Text Mining: The Maverick Tools
Introduction
Traditionally, business intelligence has focused on analyzing data gathered from transaction processing systems, such as enterprise resource planning (ERP), customer relationship management (CRM), sales force automation (SFA), claims processing, and other structured data sources. But still there is huge amount of other unstructured data which are not used for any decision making processes. Unstructured data is abundant in most organizations but to date has not been tapped as a source of business intelligence. Free-form text, audio, and video are the most common forms of unstructured data. Recent advances in computational linguistics as well as Web and enterprise search make the integration of unstructured data into a business intelligence infrastructure feasible and effective.
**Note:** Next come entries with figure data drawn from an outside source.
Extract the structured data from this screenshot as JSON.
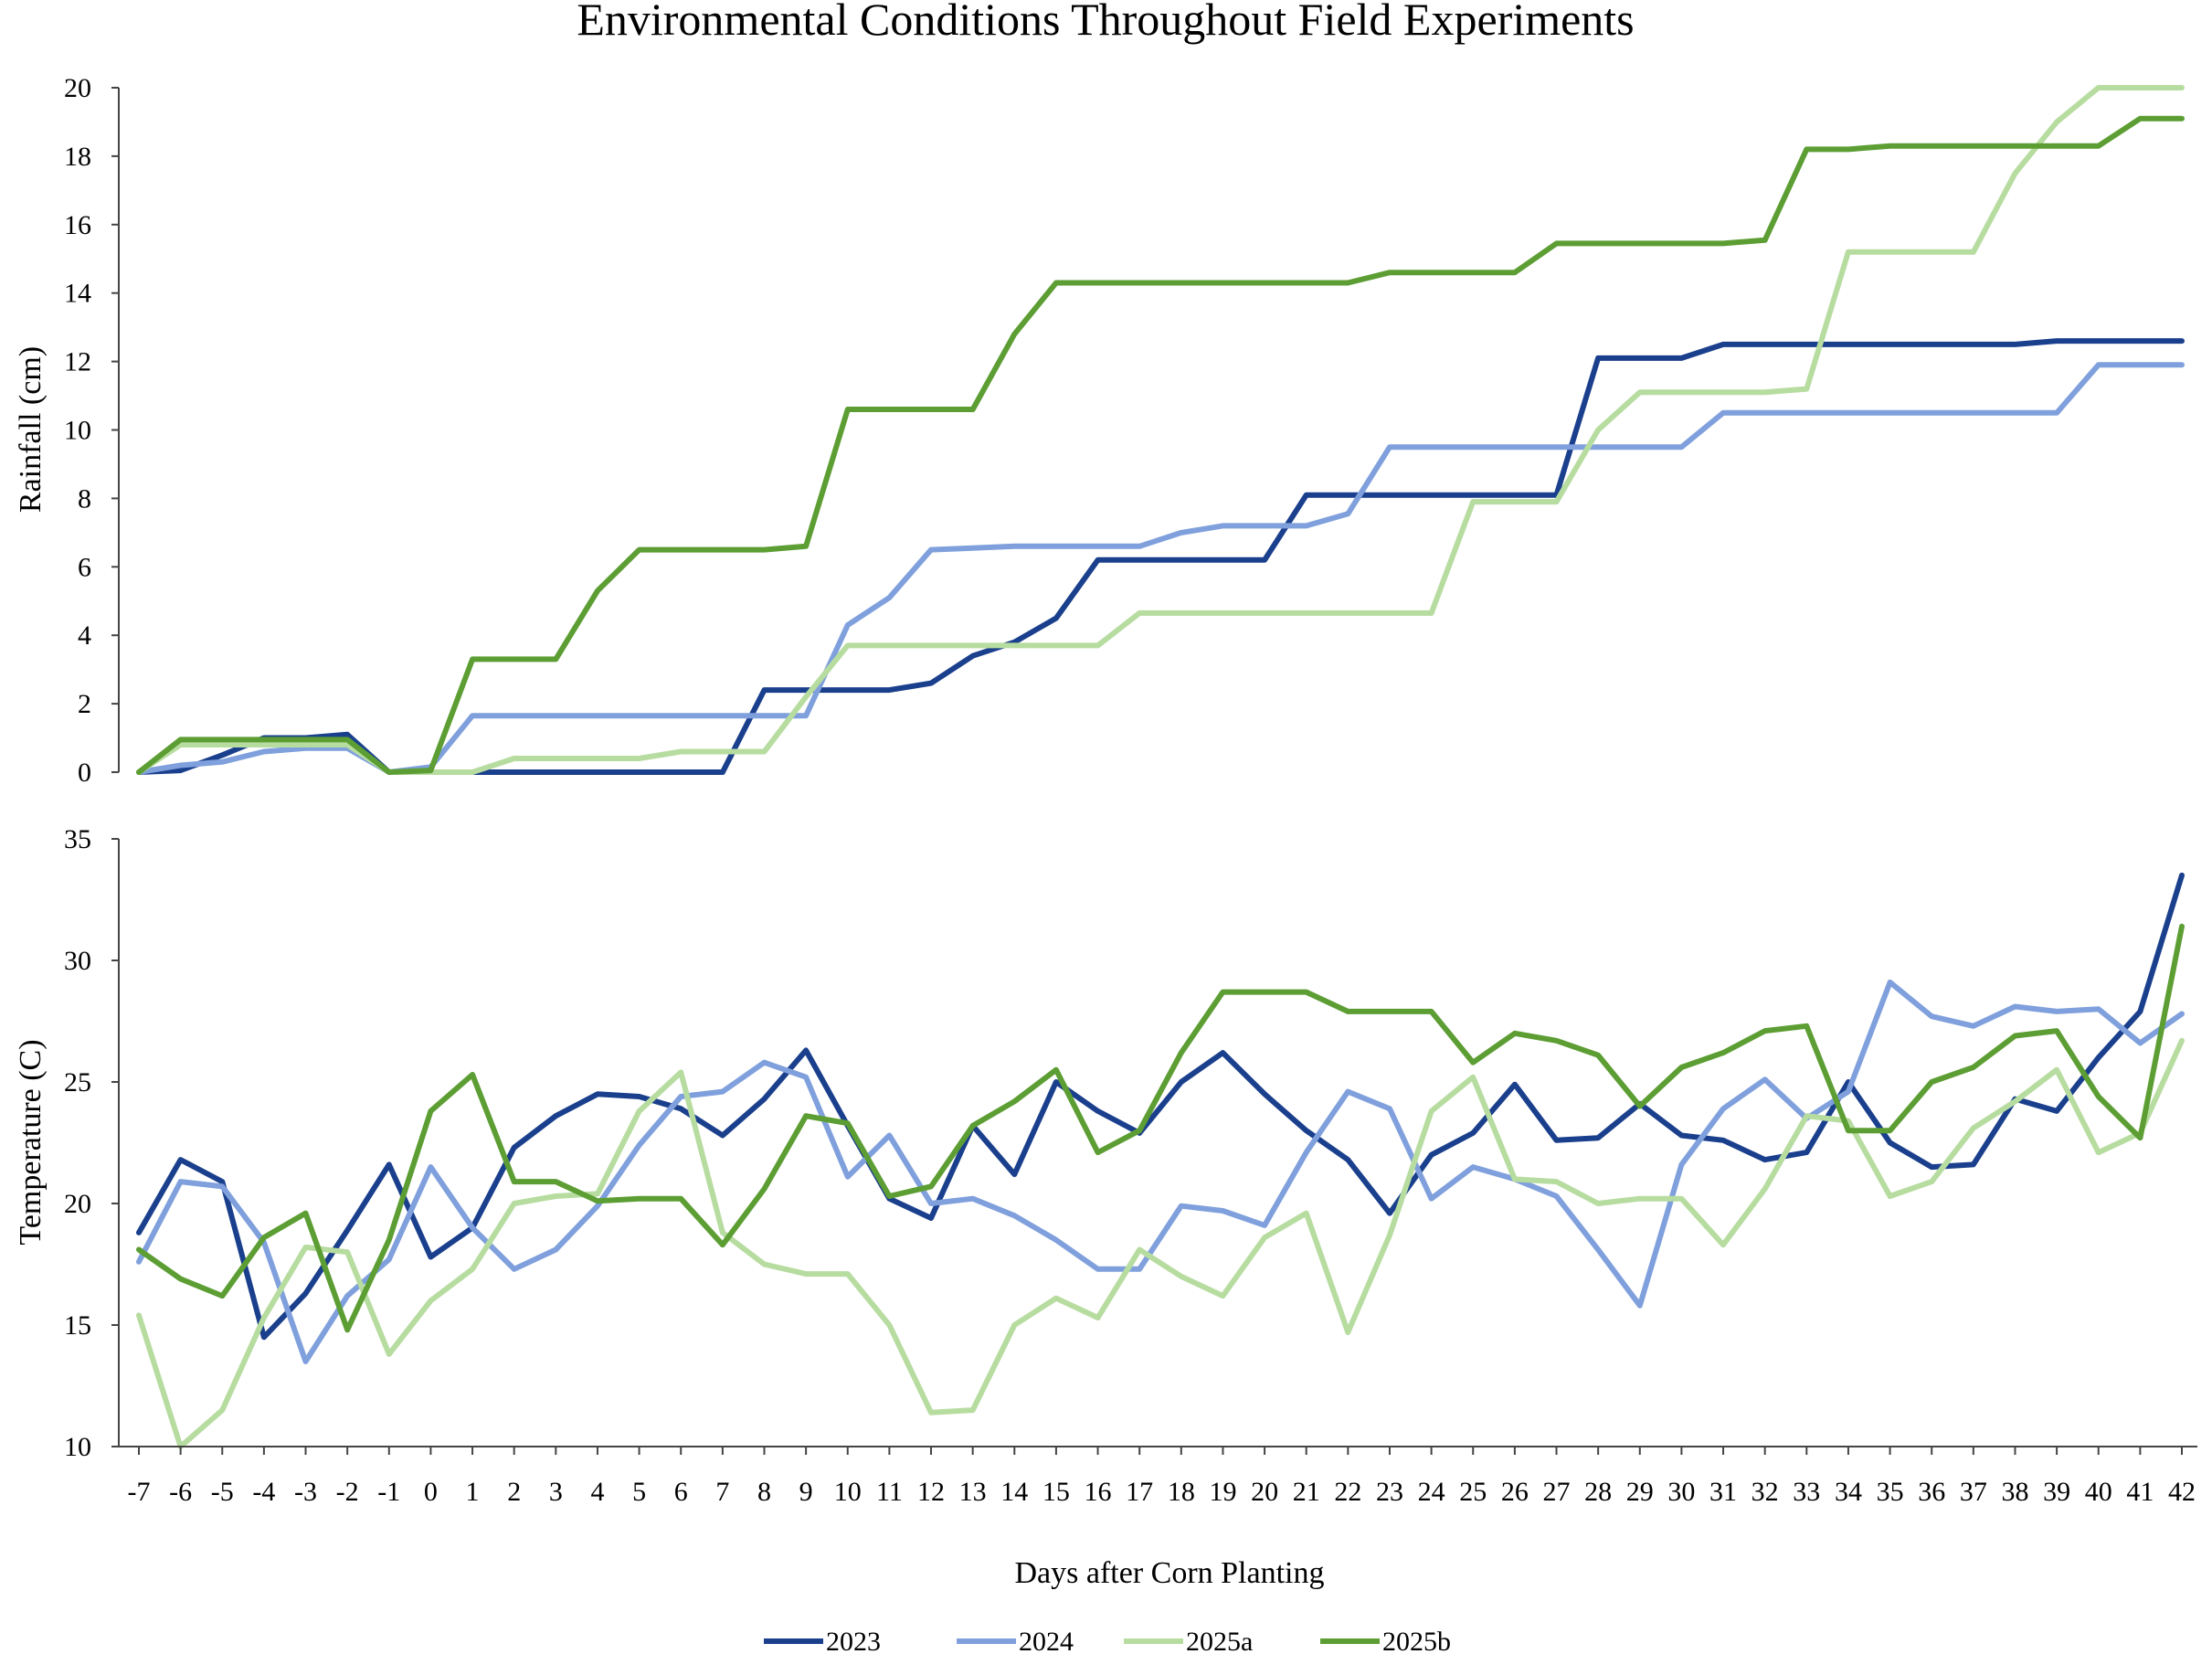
{
  "title": "Environmental Conditions Throughout Field Experiments",
  "xlabel": "Days after Corn Planting",
  "colors": {
    "2023": "#1a3f8c",
    "2024": "#7fa0dc",
    "2025a": "#b7dca0",
    "2025b": "#5c9e33"
  },
  "chart_data": [
    {
      "type": "line",
      "ylabel": "Rainfall (cm)",
      "ylim": [
        0,
        20
      ],
      "yticks": [
        0,
        2,
        4,
        6,
        8,
        10,
        12,
        14,
        16,
        18,
        20
      ],
      "x": [
        -7,
        -6,
        -5,
        -4,
        -3,
        -2,
        -1,
        0,
        1,
        2,
        3,
        4,
        5,
        6,
        7,
        8,
        9,
        10,
        11,
        12,
        13,
        14,
        15,
        16,
        17,
        18,
        19,
        20,
        21,
        22,
        23,
        24,
        25,
        26,
        27,
        28,
        29,
        30,
        31,
        32,
        33,
        34,
        35,
        36,
        37,
        38,
        39,
        40,
        41,
        42
      ],
      "series": [
        {
          "name": "2023",
          "values": [
            0,
            0.05,
            0.5,
            1.0,
            1.0,
            1.1,
            0,
            0,
            0,
            0,
            0,
            0,
            0,
            0,
            0,
            2.4,
            2.4,
            2.4,
            2.4,
            2.6,
            3.4,
            3.8,
            4.5,
            6.2,
            6.2,
            6.2,
            6.2,
            6.2,
            8.1,
            8.1,
            8.1,
            8.1,
            8.1,
            8.1,
            8.1,
            12.1,
            12.1,
            12.1,
            12.5,
            12.5,
            12.5,
            12.5,
            12.5,
            12.5,
            12.5,
            12.5,
            12.6,
            12.6,
            12.6,
            12.6
          ]
        },
        {
          "name": "2024",
          "values": [
            0,
            0.2,
            0.3,
            0.6,
            0.7,
            0.7,
            0,
            0.15,
            1.65,
            1.65,
            1.65,
            1.65,
            1.65,
            1.65,
            1.65,
            1.65,
            1.65,
            4.3,
            5.1,
            6.5,
            6.55,
            6.6,
            6.6,
            6.6,
            6.6,
            7.0,
            7.2,
            7.2,
            7.2,
            7.55,
            9.5,
            9.5,
            9.5,
            9.5,
            9.5,
            9.5,
            9.5,
            9.5,
            10.5,
            10.5,
            10.5,
            10.5,
            10.5,
            10.5,
            10.5,
            10.5,
            10.5,
            11.9,
            11.9,
            11.9
          ]
        },
        {
          "name": "2025a",
          "values": [
            0,
            0.8,
            0.8,
            0.8,
            0.8,
            0.8,
            0,
            0,
            0,
            0.4,
            0.4,
            0.4,
            0.4,
            0.6,
            0.6,
            0.6,
            2.2,
            3.7,
            3.7,
            3.7,
            3.7,
            3.7,
            3.7,
            3.7,
            4.65,
            4.65,
            4.65,
            4.65,
            4.65,
            4.65,
            4.65,
            4.65,
            7.9,
            7.9,
            7.9,
            10.0,
            11.1,
            11.1,
            11.1,
            11.1,
            11.2,
            15.2,
            15.2,
            15.2,
            15.2,
            17.5,
            19.0,
            20.0,
            20.0,
            20.0
          ]
        },
        {
          "name": "2025b",
          "values": [
            0,
            0.95,
            0.95,
            0.95,
            0.95,
            0.95,
            0,
            0.05,
            3.3,
            3.3,
            3.3,
            5.3,
            6.5,
            6.5,
            6.5,
            6.5,
            6.6,
            10.6,
            10.6,
            10.6,
            10.6,
            12.8,
            14.3,
            14.3,
            14.3,
            14.3,
            14.3,
            14.3,
            14.3,
            14.3,
            14.6,
            14.6,
            14.6,
            14.6,
            15.45,
            15.45,
            15.45,
            15.45,
            15.45,
            15.55,
            18.2,
            18.2,
            18.3,
            18.3,
            18.3,
            18.3,
            18.3,
            18.3,
            19.1,
            19.1
          ]
        }
      ]
    },
    {
      "type": "line",
      "ylabel": "Temperature (C)",
      "ylim": [
        10,
        35
      ],
      "yticks": [
        10,
        15,
        20,
        25,
        30,
        35
      ],
      "x": [
        -7,
        -6,
        -5,
        -4,
        -3,
        -2,
        -1,
        0,
        1,
        2,
        3,
        4,
        5,
        6,
        7,
        8,
        9,
        10,
        11,
        12,
        13,
        14,
        15,
        16,
        17,
        18,
        19,
        20,
        21,
        22,
        23,
        24,
        25,
        26,
        27,
        28,
        29,
        30,
        31,
        32,
        33,
        34,
        35,
        36,
        37,
        38,
        39,
        40,
        41,
        42
      ],
      "series": [
        {
          "name": "2023",
          "values": [
            18.8,
            21.8,
            20.9,
            14.5,
            16.3,
            18.9,
            21.6,
            17.8,
            19.0,
            22.3,
            23.6,
            24.5,
            24.4,
            23.9,
            22.8,
            24.3,
            26.3,
            23.2,
            20.2,
            19.4,
            23.2,
            21.2,
            25.0,
            23.8,
            22.9,
            25.0,
            26.2,
            24.5,
            23.0,
            21.8,
            19.6,
            22.0,
            22.9,
            24.9,
            22.6,
            22.7,
            24.1,
            22.8,
            22.6,
            21.8,
            22.1,
            25.0,
            22.5,
            21.5,
            21.6,
            24.3,
            23.8,
            26.0,
            27.9,
            33.5
          ]
        },
        {
          "name": "2024",
          "values": [
            17.6,
            20.9,
            20.7,
            18.4,
            13.5,
            16.2,
            17.7,
            21.5,
            19.0,
            17.3,
            18.1,
            19.9,
            22.4,
            24.4,
            24.6,
            25.8,
            25.2,
            21.1,
            22.8,
            20.0,
            20.2,
            19.5,
            18.5,
            17.3,
            17.3,
            19.9,
            19.7,
            19.1,
            22.1,
            24.6,
            23.9,
            20.2,
            21.5,
            21.0,
            20.3,
            18.1,
            15.8,
            21.6,
            23.9,
            25.1,
            23.5,
            24.6,
            29.1,
            27.7,
            27.3,
            28.1,
            27.9,
            28.0,
            26.6,
            27.8
          ]
        },
        {
          "name": "2025a",
          "values": [
            15.4,
            10.0,
            11.5,
            15.3,
            18.2,
            18.0,
            13.8,
            16.0,
            17.3,
            20.0,
            20.3,
            20.4,
            23.8,
            25.4,
            18.8,
            17.5,
            17.1,
            17.1,
            15.0,
            11.4,
            11.5,
            15.0,
            16.1,
            15.3,
            18.1,
            17.0,
            16.2,
            18.6,
            19.6,
            14.7,
            18.7,
            23.8,
            25.2,
            21.0,
            20.9,
            20.0,
            20.2,
            20.2,
            18.3,
            20.6,
            23.6,
            23.4,
            20.3,
            20.9,
            23.1,
            24.2,
            25.5,
            22.1,
            22.9,
            26.7
          ]
        },
        {
          "name": "2025b",
          "values": [
            18.1,
            16.9,
            16.2,
            18.6,
            19.6,
            14.8,
            18.5,
            23.8,
            25.3,
            20.9,
            20.9,
            20.1,
            20.2,
            20.2,
            18.3,
            20.6,
            23.6,
            23.3,
            20.3,
            20.7,
            23.2,
            24.2,
            25.5,
            22.1,
            23.0,
            26.2,
            28.7,
            28.7,
            28.7,
            27.9,
            27.9,
            27.9,
            25.8,
            27.0,
            26.7,
            26.1,
            24.0,
            25.6,
            26.2,
            27.1,
            27.3,
            23.0,
            23.0,
            25.0,
            25.6,
            26.9,
            27.1,
            24.4,
            22.7,
            31.4
          ]
        }
      ]
    }
  ]
}
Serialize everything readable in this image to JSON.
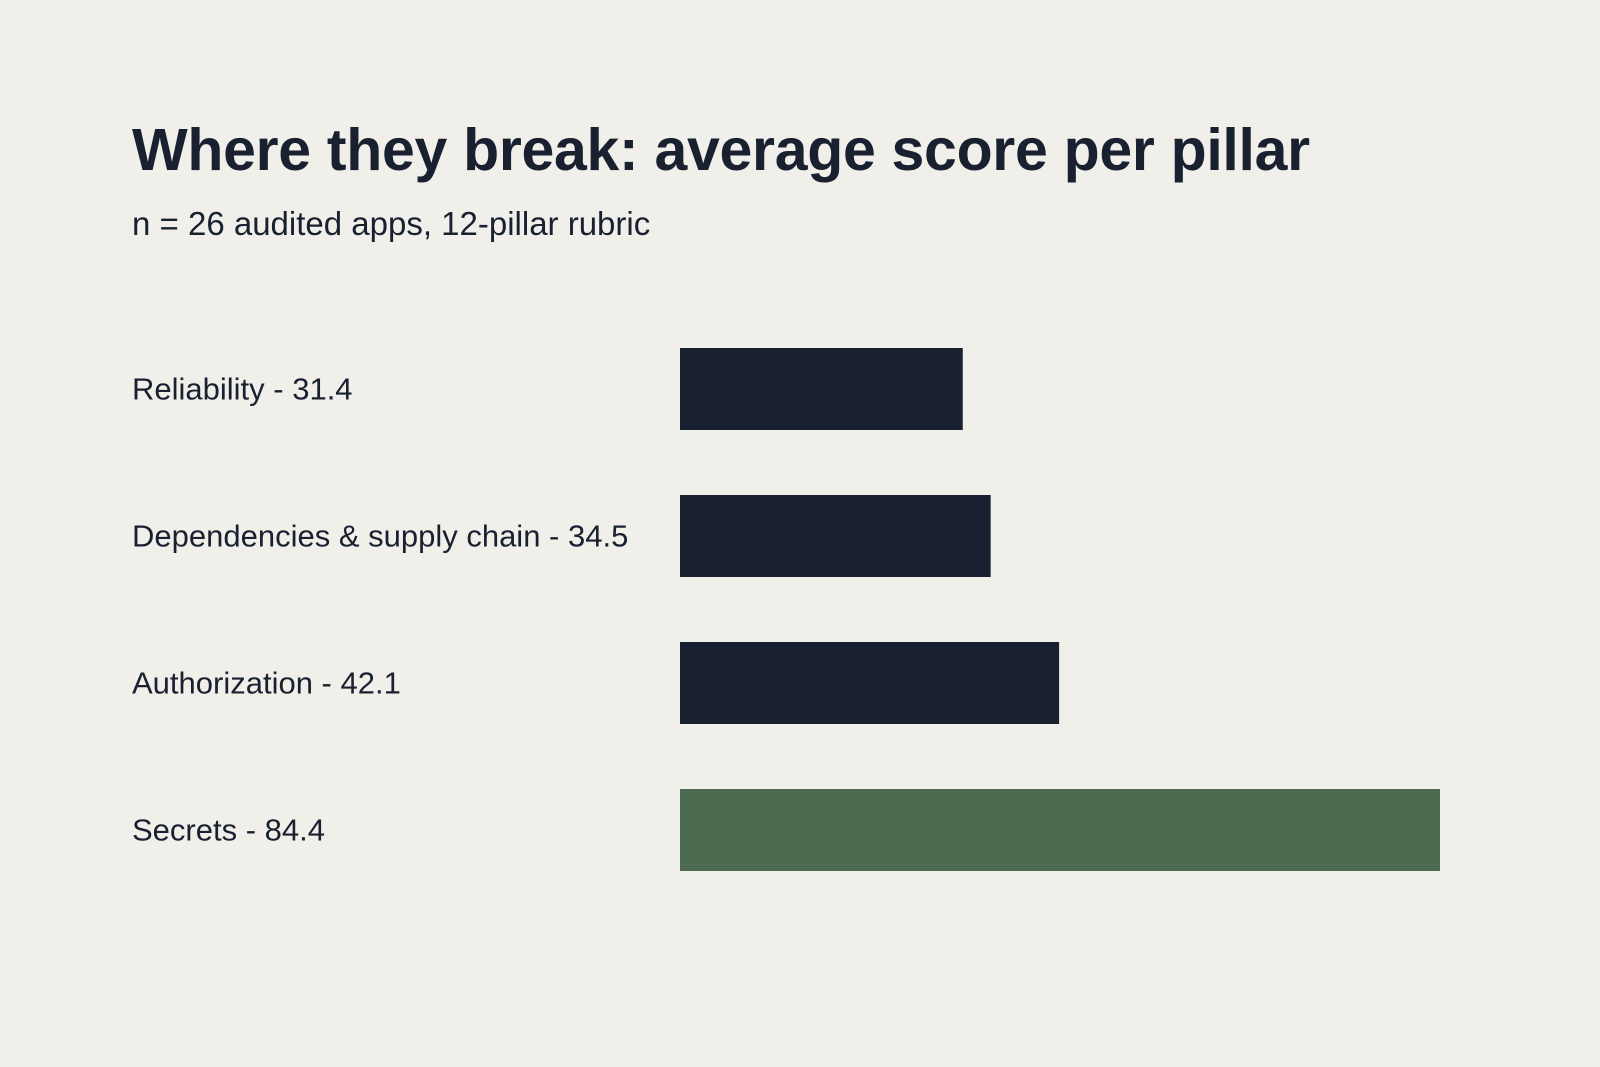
{
  "chart_data": {
    "type": "bar",
    "orientation": "horizontal",
    "title": "Where they break: average score per pillar",
    "subtitle": "n = 26 audited apps, 12-pillar rubric",
    "categories": [
      "Reliability",
      "Dependencies & supply chain",
      "Authorization",
      "Secrets"
    ],
    "values": [
      31.4,
      34.5,
      42.1,
      84.4
    ],
    "labels": [
      "Reliability - 31.4",
      "Dependencies & supply chain - 34.5",
      "Authorization - 42.1",
      "Secrets - 84.4"
    ],
    "xlim": [
      0,
      84.4
    ],
    "grid": false,
    "bar_colors": [
      "#19202f",
      "#19202f",
      "#19202f",
      "#4d6b50"
    ]
  },
  "colors": {
    "background": "#f0efea",
    "text": "#19202f",
    "bar_default": "#19202f",
    "bar_highlight": "#4d6b50"
  }
}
Together, these advances are broadly considered text mining, which is defined as analysis of natural language text to extract key terms, entities, and relationships between those terms and entities.
Core Techniques
Three core text-mining techniques are mostly used for such analysis:
• Term extraction;
• Information extraction; and
• Link analysis.
Term extraction is the most basic form of text mining. Like all text mining techniques, this one maps information from unstructured data to a structured format. Term extraction, the most basic technique, identifies key terms and logical entities, such as the names of organizations, locations, dates, and monetary amounts. The next level of complexity in text mining is information extraction. Unlike term extraction which focuses on terms, information extraction focuses on a set of facts that constitute an event, episode, or state. Information extraction builds on terms extracted from text to identify basic relationships. Link analysis combines multiple relationships to form multistep models of complex processes. Together, these three techniques provide the foundation for integrating text-based business intelligence into existing BI systems. Link analysis is a set of techniques for gaining insight into the relationships between multiple entities having multiple connections, steps, or links.